Cette manière brusque est dynamique, et dynamisante, car le lecteur se trouve tout à coup embarqué avec le personnage dans une aventure impréparée. 
On dit (et cela se vérifie souvent à l'écoute) que Furtwaengler, pour la V° de Beethoven, donnait le départ ex abrupto, pour que musiciens et auditeurs tombassent dans un gouffre rythmique soudain, assez confus, mais effroyablement efficace. La politesse, disait Alain, est d'avertir, de ne pas surprendre ; j'ai déjà eu occasion de signaler que l'art moderne est souvent, presque essentiellement im-poli. 

Notes : 
1/ le titre de ce billet est une allusion à Fitzgerald
2/ les tout premiers « trois points » imprimés de Céline sont de pudeur et non de respiration.
3/ Diderot avait lu Sterne. Céline avait-il lu Diderot et Sterne ?
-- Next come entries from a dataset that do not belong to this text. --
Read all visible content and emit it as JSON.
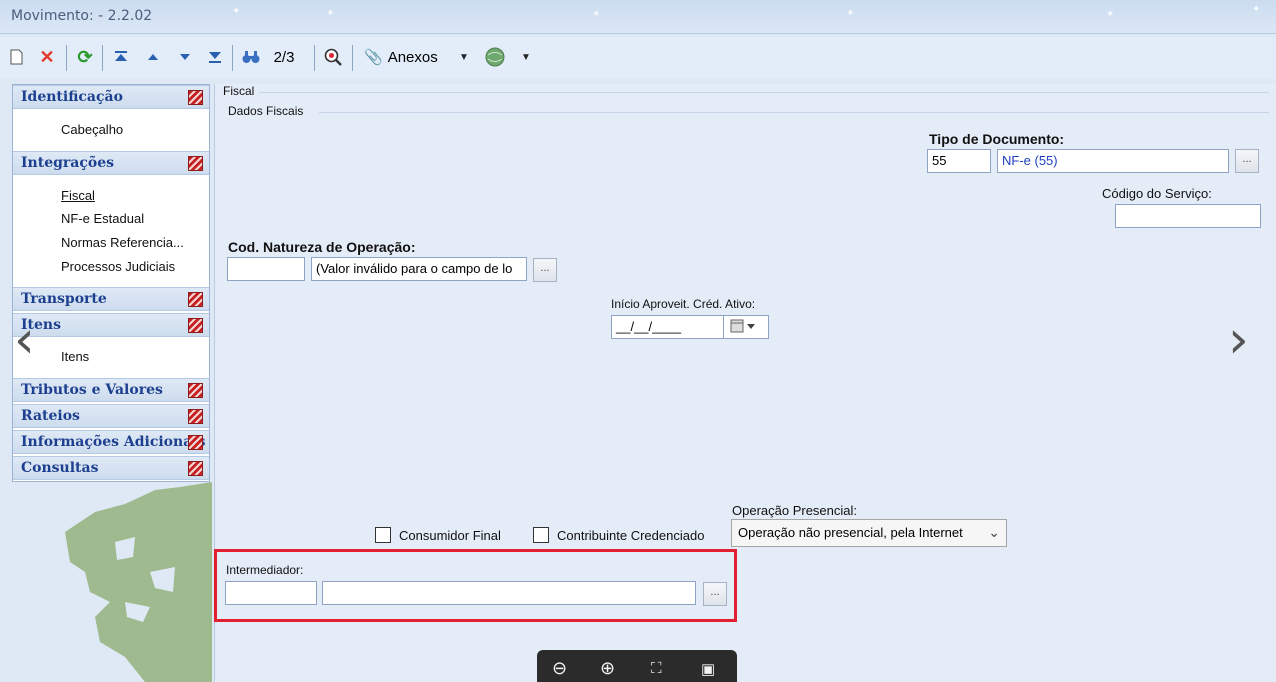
{
  "window": {
    "title": "Movimento:  - 2.2.02"
  },
  "toolbar": {
    "record_counter": "2/3",
    "attachments_label": "Anexos"
  },
  "sidebar": {
    "sections": [
      {
        "label": "Identificação"
      },
      {
        "label": "Integrações"
      },
      {
        "label": "Transporte"
      },
      {
        "label": "Itens"
      },
      {
        "label": "Tributos e Valores"
      },
      {
        "label": "Rateios"
      },
      {
        "label": "Informações Adicionais"
      },
      {
        "label": "Consultas"
      }
    ],
    "items": [
      {
        "label": "Cabeçalho"
      },
      {
        "label": "Fiscal",
        "selected": true
      },
      {
        "label": "NF-e Estadual"
      },
      {
        "label": "Normas Referencia..."
      },
      {
        "label": "Processos Judiciais"
      },
      {
        "label": "Itens"
      }
    ]
  },
  "form": {
    "tab_label": "Fiscal",
    "group_label": "Dados Fiscais",
    "tipo_documento": {
      "label": "Tipo de Documento:",
      "code": "55",
      "description": "NF-e (55)"
    },
    "codigo_servico": {
      "label": "Código do Serviço:",
      "value": ""
    },
    "natureza_operacao": {
      "label": "Cod. Natureza de Operação:",
      "code": "",
      "description": "(Valor inválido para o campo de lo"
    },
    "inicio_aproveit": {
      "label": "Início Aproveit. Créd. Ativo:",
      "value": "__/__/____"
    },
    "consumidor_final": {
      "label": "Consumidor Final",
      "checked": false
    },
    "contribuinte_credenciado": {
      "label": "Contribuinte Credenciado",
      "checked": false
    },
    "operacao_presencial": {
      "label": "Operação Presencial:",
      "value": "Operação não presencial, pela Internet"
    },
    "intermediador": {
      "label": "Intermediador:",
      "code": "",
      "name": ""
    },
    "lookup_button": "..."
  },
  "colors": {
    "highlight": "#e01f2f",
    "section_text": "#1d3f8f"
  },
  "icons": [
    "new-icon",
    "delete-icon",
    "refresh-icon",
    "first-icon",
    "previous-icon",
    "next-icon",
    "last-icon",
    "binoculars-icon",
    "search-zoom-icon",
    "paperclip-icon",
    "globe-icon",
    "calendar-icon",
    "zoom-out-icon",
    "zoom-in-icon",
    "fullscreen-icon",
    "slideshow-icon"
  ]
}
Sterne, Le Voyage sentimental, trad. Bastien 1803 : 
« Cette affaire, dis-je, est mieux réglée en France. »
Vous avez été en France ? me dit le plus poliment du monde, et avec un air de triomphe, la personne avec laquelle je disputois... Il est bien surprenant, dis-je en moi-même, que la navigation de vingt-un milles, car il n’y a absolument que cela de Douvres à Calais, puisse donner tant de droits à un homme... Je les examinerai... Ce projet fait aussitôt cesser la dispute. Je me retire chez moi... Je fais un paquet d’une demi-douzaine de chemises, d’une culotte de soie noire... Je jette un coup-d’œil sur les manches de mon habit, je vois qu’il peut passer... Je prends une place dans la voiture publique de Douvres. J’arrive. On me dit que le paquebot part le lendemain matin à neuf heures. Je m’embarque ; et à trois heures après midi, je mange en France une fricassée de poulets,
They order, said I, this matter better in France. — You have been in France? said my gentleman, turning quick upon me, with the most civil triumph in the world. — Strange! quoth I, debating the matter with myself, That one and twenty miles sailing, for ’tis absolutely no further from Dover to Calais, should give a man these rights:— I’ll look into them: so, giving up the argument, — I went straight to my lodgings, put up half a dozen shirts and a black pair of silk breeches, — “the coat I have on,” said I, looking at the sleeve, “will do;” — took a place in the Dover stage; and the packet sailing at nine the next morning, — by three I had got sat down to my dinner upon a fricaseed chicken,


Diderot, Jacques le fataliste et son maître : 
« Comment s’étaient-ils rencontrés ? Par hasard, comme tout le monde. Comment s’appelaient-ils ? Que vous importe ? D’où venaient-ils ? Du lieu le plus prochain. Où allaient-ils ? Est-ce que l’on sait où l’on va ? Que disaient-ils ? Le maître ne disait rien ; et Jacques disait que son capitaine disait que tout ce qui nous arrive de bien et de mal ici-bas était écrit là-haut.
Le maître : C’est un grand mot que cela.
Jacques : Mon capitaine ajoutait que chaque balle qui partait d’un fusil avait son billet.
Le maître : Et il avait raison…
Après une courte pause, Jacques s’écria : Que le diable emporte le cabaretier et son cabaret !
Le maître : Pourquoi donner au diable son prochain ? Cela n’est pas chrétien.
Jacques : C’est que, tandis que je m’enivre de son mauvais vin, j’oublie de mener nos chevaux à l’abreuvoir. Mon père s’en aperçoit ; il se fâche. Je hoche de la tête ; il prend un bâton et m’en frotte un peu durement les épaules. Un régiment passait pour aller au camp devant Fontenoy ; de dépit je m’enrôle. Nous arrivons ; la bataille se donne. »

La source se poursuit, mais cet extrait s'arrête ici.